Remembrance 3

Kenilworth

New member
I have a database of caves in the state of Tennessee. From a great distance, the dots of them, in their thousands, run together into a meaningless blob.

Zoom. The mass parts into masses.

Zoom. The masses loosen into great expanses of thick rash.

Zoom. The rash begins to define the elevations of Tennessee karst; sprinkles in the Pennington formation, bands in the Bangor and the Monteagle, a thin line along the Hartselle. But still there are too many to mean anything, too many to know in a lifetime.

Zoom. Here is the county of my earliest memories, of sunshine, and a green snake on a tree trunk, of winding roads and of eating sour grass, of a big blue-grey building, of my brother, hiding behind a chair because he?d shat himself, of my grandfather, up ahead in the steep leafy woods, strewn with boulders, and of a terrifying deep hole in the floor of a cave whose identity is lost to me. I can look around the map of this county and make sense of it, know it faintly, though I have not lived there for twenty-seven years. But my knowledge of most of it comes from maps and roadside views, and has no context or meaning still.
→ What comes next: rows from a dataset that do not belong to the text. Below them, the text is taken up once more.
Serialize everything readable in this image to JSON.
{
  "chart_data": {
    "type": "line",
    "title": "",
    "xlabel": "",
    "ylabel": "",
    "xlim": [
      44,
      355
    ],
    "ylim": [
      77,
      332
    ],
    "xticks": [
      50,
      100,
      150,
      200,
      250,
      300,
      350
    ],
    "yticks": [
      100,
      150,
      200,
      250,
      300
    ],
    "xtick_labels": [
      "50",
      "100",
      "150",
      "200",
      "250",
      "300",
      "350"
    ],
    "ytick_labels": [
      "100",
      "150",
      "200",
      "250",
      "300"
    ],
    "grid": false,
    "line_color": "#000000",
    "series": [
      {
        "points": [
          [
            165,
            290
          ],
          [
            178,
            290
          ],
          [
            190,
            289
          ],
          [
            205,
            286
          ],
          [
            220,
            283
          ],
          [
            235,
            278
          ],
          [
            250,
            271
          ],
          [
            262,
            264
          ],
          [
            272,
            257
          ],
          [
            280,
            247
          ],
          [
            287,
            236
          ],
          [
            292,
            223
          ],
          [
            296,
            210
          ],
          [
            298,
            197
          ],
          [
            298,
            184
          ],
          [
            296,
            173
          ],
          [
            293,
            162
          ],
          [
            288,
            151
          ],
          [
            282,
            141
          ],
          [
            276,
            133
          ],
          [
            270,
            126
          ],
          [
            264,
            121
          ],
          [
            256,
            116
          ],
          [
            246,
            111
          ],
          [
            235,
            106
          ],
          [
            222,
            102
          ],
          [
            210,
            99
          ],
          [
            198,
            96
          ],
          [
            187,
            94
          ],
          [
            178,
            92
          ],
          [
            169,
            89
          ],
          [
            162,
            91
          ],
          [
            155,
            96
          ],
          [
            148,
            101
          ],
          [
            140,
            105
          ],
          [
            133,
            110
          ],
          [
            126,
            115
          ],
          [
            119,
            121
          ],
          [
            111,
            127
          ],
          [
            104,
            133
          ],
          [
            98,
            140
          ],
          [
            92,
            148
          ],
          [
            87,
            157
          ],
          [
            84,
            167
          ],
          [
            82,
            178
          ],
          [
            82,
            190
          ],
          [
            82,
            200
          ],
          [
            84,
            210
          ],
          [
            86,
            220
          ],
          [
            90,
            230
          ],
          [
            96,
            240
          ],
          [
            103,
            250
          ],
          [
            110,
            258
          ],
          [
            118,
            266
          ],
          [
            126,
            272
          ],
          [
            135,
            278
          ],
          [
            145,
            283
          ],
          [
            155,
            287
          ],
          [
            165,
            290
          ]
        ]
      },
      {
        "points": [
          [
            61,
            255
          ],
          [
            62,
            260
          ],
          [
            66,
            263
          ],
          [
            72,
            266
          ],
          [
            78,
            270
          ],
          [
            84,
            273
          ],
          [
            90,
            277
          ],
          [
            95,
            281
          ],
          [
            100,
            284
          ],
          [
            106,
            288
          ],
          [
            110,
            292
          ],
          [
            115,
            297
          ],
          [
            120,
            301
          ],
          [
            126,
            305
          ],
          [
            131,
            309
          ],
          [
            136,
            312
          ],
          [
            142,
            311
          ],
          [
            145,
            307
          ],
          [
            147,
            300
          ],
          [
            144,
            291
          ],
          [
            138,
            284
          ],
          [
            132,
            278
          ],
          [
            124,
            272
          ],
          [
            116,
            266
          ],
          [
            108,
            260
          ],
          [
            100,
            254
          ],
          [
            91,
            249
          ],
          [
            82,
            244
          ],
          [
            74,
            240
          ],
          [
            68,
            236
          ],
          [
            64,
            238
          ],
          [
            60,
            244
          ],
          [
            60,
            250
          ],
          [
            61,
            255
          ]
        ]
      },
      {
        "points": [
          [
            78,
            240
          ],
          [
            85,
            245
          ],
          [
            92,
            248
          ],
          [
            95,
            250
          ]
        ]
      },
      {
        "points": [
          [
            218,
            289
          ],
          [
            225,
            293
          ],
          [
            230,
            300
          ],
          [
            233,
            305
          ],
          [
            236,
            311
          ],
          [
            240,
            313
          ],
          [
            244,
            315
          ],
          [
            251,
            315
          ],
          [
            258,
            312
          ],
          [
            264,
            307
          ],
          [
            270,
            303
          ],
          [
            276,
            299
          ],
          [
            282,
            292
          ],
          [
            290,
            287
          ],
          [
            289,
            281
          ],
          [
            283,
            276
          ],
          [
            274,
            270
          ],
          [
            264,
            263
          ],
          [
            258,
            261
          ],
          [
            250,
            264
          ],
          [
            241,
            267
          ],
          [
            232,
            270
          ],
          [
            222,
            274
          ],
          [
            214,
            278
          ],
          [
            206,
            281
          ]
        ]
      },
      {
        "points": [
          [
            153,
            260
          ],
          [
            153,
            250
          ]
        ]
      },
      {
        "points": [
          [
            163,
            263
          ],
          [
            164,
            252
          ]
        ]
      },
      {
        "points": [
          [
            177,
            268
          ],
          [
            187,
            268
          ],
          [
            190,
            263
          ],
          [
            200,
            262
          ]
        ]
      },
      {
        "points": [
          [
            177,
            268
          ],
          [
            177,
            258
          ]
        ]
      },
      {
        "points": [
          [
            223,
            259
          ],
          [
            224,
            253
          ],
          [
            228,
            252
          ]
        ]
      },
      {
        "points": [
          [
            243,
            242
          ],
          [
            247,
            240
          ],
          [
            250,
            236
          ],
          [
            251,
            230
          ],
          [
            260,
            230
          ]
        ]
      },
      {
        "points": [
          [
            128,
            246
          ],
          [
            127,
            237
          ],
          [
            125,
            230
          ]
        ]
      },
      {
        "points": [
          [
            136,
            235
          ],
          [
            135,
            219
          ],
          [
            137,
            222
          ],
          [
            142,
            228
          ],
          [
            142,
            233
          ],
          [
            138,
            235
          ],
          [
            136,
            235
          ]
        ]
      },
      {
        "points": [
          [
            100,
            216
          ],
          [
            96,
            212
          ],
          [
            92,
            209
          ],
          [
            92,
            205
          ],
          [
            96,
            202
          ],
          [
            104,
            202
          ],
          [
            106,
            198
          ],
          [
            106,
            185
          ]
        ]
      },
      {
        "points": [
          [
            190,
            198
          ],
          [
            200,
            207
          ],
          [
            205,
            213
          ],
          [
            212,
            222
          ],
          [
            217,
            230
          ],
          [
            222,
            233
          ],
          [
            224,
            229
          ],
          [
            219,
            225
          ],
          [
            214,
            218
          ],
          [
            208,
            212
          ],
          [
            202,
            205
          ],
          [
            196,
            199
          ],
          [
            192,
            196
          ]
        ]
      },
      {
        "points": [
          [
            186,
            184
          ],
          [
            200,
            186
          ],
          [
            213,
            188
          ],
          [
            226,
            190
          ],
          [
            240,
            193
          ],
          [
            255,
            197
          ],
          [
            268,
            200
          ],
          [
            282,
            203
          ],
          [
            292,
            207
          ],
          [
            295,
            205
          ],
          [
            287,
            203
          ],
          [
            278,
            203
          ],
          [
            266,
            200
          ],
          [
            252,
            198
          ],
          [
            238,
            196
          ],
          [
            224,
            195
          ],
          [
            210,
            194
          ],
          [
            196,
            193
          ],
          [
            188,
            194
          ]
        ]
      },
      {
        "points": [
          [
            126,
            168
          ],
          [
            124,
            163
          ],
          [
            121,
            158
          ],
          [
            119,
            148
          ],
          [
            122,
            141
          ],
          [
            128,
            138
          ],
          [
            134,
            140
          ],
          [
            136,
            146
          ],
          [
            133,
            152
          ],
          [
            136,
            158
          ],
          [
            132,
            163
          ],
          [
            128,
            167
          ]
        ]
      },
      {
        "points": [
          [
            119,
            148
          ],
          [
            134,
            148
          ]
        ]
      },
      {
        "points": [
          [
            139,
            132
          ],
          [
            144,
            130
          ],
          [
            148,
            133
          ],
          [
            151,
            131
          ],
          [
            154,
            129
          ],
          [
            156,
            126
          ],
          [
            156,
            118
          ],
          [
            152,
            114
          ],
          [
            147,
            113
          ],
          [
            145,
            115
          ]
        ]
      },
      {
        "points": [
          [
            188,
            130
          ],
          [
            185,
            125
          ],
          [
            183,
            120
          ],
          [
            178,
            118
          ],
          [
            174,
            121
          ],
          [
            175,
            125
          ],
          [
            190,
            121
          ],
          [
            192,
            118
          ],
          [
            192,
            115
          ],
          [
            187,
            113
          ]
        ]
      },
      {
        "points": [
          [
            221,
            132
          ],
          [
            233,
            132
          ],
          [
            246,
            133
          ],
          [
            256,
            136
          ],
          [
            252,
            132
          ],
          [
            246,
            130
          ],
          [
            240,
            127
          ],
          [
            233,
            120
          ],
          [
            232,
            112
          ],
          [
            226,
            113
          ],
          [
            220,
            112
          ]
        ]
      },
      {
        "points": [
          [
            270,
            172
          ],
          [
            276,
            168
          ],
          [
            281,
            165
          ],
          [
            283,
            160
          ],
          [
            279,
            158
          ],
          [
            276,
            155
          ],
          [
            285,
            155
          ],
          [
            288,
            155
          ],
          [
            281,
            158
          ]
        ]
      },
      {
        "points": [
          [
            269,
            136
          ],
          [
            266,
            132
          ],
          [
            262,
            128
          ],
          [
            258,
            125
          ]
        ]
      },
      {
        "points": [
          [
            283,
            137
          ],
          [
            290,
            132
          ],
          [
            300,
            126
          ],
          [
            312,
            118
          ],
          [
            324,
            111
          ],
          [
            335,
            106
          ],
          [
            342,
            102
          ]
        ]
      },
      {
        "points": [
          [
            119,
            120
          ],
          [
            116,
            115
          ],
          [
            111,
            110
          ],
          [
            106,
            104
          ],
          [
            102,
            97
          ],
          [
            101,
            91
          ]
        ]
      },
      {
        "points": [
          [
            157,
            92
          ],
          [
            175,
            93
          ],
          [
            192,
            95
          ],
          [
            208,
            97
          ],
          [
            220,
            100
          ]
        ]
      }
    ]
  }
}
Zoom. The west side of a single valley, steep, wooded, eight miles long and eight-hundred feet in elevation from crest to creek. This one slope, in all of Tennessee, has been partner in a multi-generational fidelity. Forsaking all others, my grandfather, father and mother, and now myself, my wife, and my brothers and sister, have walked it. We have climbed up and down its height, traced out its contours, and realized its depths. We have slept on it, eaten and drank from it, bathed in its shadow. We have had fear and weariness and hope and exhilaration there, and sadness and confusion. As in any marriage.

Just home from there, I break for a while from plotting the past week?s survey, and look again at the map. I am pleased to see parts of the hill with greater understanding and conviction than was possible two weeks ago. Traveling in my mind along its ravines and benches, I can recall the locations of particular trees and rocks, the width of the stream at this place, and this. I can point with certainty to the place where we saw an owl, sitting oddly, quietly, in the bright of the day. And I can discern the scree where I sat and waited for my brother to catch up, in the middle of Wednesday night past, where it was warm in the dark, even in January, and where the clouds opened up to consecrate the hill and we with it in the gleam and hum of undiluted starlight.

Looking too I see that there are mysteries surrounding what I know. That everywhere there are questions that decades have not yet answered. These are the secrets, the puzzles of every marriage, and in them, I am happy.